How to Get in Touch with your Artistic Side


Bradley Beggs

It has been almost a year since the world came to a screeching halt and we were all stuck at home. And in that time, I think it is safe to assume that we have explored every aspect of ourselves: our interests, hobbies, passions, and means of simply killing time. I know from personal experience that anything that has provided me with even the slightest bit of distraction and comfort from the mania that is current events has been fully realized and milked of its serotonin. Now looking back, the things I did to occupy my time that I find most rewarding are the things that utilize my creativity. From creative writing to painting, there were a lot of planned projects or spontaneous bouts of creativity that I cherish to this day. And since I am a firsthand account of the benefits to being creative, especially during such a poignant time in our lives, I am challenging you, the reader, to get in touch with your artistic side. 

To be artistic is to be creative. And being creative is in our very nature as human beings. Think about the last time you played outside with your neighborhood friends and made up crazy scenarios. Or, try to remember all the art projects you did in elementary school that look completely insane to you now. You may even look back and say, “what was this kid thinking?” The answer is, “they weren’t.” A big part of being creative is making spontaneous decisions and simply going along with it. Being artistic allows us the blank slate to create whatever we may please. It allows us to envision our wildest dreams and deepest desires and translates that into a physical medium. Even if you are not a skilled painter or writer, making an effort to be artistic gives you an exercise in spontaneity, creativity, and looking inward into what you find the most pleasing about life.

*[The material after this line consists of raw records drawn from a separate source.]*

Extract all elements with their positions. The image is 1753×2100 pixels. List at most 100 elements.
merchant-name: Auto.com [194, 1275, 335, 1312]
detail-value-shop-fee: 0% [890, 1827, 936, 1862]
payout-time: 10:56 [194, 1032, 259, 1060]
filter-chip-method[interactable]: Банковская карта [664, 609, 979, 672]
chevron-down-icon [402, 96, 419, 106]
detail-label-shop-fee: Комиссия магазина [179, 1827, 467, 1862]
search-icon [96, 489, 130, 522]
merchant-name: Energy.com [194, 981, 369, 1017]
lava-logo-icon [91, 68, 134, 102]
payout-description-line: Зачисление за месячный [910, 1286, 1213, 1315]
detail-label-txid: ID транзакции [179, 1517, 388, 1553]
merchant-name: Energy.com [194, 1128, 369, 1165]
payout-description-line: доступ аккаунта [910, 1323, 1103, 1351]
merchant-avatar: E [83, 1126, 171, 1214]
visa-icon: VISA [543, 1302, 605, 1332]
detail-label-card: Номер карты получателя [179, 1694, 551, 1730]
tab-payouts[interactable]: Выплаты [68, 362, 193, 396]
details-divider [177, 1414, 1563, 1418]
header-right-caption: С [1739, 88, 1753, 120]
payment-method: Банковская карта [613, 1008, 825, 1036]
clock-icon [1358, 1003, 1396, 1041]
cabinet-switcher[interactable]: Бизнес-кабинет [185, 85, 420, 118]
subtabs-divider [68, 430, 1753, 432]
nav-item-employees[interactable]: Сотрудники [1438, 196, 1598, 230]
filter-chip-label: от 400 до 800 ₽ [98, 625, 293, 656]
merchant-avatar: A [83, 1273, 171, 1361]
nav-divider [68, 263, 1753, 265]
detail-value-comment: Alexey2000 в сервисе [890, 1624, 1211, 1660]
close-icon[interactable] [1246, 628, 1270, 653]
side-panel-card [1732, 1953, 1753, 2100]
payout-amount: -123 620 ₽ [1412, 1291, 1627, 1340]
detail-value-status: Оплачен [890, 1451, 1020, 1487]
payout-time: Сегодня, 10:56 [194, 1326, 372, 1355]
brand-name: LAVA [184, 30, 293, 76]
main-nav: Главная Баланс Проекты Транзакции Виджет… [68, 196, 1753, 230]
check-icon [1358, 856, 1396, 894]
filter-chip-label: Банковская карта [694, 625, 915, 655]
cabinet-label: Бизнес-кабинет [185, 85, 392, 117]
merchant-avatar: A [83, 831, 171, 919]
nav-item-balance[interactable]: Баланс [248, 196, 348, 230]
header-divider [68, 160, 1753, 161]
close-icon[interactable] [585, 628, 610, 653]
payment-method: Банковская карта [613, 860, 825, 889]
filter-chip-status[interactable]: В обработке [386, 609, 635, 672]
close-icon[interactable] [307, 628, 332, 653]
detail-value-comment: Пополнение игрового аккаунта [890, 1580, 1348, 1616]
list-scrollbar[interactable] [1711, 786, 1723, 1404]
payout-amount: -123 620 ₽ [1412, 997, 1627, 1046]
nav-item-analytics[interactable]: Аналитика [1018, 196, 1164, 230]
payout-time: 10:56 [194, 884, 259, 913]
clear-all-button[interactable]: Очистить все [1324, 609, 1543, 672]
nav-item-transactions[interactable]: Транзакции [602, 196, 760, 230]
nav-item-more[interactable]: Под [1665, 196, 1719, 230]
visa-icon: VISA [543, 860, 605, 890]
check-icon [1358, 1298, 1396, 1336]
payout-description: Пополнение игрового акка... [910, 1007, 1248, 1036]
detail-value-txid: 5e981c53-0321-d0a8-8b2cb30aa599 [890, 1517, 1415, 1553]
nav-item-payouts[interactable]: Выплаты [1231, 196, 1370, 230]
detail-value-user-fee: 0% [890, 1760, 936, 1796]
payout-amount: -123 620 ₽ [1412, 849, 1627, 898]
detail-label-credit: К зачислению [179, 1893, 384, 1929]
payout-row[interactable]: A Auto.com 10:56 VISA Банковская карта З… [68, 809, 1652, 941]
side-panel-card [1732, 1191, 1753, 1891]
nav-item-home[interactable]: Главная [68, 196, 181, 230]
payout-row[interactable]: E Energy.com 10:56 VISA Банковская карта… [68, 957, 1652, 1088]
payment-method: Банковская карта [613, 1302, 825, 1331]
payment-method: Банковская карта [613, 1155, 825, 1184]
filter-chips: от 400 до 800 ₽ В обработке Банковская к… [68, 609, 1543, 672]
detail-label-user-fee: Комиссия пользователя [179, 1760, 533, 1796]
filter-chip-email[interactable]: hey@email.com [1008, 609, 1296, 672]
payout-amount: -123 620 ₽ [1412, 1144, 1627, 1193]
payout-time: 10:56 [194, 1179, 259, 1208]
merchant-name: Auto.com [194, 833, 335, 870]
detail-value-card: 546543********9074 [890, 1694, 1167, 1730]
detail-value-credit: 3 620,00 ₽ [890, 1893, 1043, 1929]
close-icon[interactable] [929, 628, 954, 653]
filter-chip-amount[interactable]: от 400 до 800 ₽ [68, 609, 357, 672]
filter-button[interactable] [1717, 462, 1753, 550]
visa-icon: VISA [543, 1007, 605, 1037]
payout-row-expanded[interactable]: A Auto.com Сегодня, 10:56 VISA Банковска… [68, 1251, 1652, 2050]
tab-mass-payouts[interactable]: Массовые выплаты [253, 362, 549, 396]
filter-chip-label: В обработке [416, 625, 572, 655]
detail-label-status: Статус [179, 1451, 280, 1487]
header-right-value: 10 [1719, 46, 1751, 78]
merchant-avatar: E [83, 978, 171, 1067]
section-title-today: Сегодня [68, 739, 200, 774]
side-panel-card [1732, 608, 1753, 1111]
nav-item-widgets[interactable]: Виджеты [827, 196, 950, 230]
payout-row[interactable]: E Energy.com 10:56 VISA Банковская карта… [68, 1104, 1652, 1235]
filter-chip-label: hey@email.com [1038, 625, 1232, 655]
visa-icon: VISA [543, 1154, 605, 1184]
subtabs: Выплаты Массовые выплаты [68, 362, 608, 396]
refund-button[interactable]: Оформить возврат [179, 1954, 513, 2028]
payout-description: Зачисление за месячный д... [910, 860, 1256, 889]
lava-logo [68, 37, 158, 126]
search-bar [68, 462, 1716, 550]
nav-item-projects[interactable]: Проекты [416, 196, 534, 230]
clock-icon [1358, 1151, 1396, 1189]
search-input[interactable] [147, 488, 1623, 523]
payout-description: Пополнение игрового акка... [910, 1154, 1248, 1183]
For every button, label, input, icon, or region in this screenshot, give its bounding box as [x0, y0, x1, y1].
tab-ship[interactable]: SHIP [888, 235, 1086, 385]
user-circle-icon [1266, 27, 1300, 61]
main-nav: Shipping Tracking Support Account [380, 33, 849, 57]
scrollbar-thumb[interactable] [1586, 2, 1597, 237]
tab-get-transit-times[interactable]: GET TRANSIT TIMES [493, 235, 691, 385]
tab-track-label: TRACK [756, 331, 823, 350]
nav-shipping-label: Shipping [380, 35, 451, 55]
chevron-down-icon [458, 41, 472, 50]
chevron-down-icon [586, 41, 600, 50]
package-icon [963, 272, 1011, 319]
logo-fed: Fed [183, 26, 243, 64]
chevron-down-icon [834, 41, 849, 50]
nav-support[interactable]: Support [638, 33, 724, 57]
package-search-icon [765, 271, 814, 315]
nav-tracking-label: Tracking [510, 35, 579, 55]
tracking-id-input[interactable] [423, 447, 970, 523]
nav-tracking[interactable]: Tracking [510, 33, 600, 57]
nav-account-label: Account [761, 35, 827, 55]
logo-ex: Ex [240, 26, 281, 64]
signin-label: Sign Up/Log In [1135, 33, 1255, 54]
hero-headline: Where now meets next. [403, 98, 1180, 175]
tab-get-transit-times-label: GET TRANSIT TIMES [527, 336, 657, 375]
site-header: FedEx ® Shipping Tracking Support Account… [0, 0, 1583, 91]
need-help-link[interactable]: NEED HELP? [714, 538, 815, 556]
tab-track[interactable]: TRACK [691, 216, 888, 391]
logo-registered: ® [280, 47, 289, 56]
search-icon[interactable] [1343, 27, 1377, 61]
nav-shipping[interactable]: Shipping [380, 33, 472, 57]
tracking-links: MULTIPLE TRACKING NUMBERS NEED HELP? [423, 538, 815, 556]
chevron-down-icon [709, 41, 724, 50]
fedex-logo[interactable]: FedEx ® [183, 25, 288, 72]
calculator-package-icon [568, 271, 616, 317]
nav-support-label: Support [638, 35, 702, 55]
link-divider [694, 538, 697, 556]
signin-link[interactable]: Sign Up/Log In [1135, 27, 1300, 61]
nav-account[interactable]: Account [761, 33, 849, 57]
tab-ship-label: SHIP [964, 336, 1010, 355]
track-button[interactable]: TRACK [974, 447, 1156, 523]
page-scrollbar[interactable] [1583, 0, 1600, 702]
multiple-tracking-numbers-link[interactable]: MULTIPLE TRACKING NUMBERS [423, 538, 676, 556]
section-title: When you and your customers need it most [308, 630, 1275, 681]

Being artistic also allows you to be more appreciative and thoughtful of your life. Often when I am being artistic, I am usually doing so to express my emotions or create something that I would find beautiful. When I am sad, I’ll write a sad poem that describes each aspect of my emotions. If I’m happy, I’ll play some music on my guitar and sing my favorite song. And if I see a beautiful sunset, I’ll take a picture. Being artistic is therapeutic because you are using a creative outlet to express how you are feeling or if you find something worth living for. And, you are then left with a physical item that reminds you of that beautiful thing: that time when you were happy, or the time you were sad and how you moved past it. And often, that physical item of your emotions is often very beautiful and something you can be proud of creating.

And sometimes, being artistic just takes some inspiration. For example, I knew that I wanted to paint the other day but had no idea what to paint. So, I then proceeded to scroll through my Disney+ account looking for an animated movie I could draw inspiration from. And lo and behold, I then pressed play for “Finding Nemo” and painted the most beautiful picture of a fish. It was that easy! To be artistic is to be free. You can create anything you want on a canvas. Or, write anything in a poetic way. You can even use clay and sculpt whatever your heart desires. It may take going to a local museum to find some pieces that you want to mimic or even copy. It may take going outside and drawing what you see. It may even take watching an old animated classic to remind you of your love of fish! Being artistic is a way of expressing things that inspire you in your own perspective. 

So, get out there and start making some art! It doesn’t have to be skillful, pretty, or inherently good by art critic standards. It just has to be your own. Something you can be proud of when it’s over. Something you can hang on the wall, put on a shelf, or reread later. In fact, I would even consider the writing of this article to be artistic, because I am trying to convey a subject (being artistic) in a creative and nuanced manner. And, I can’t wait to look back on this down the road and be proud that I did it.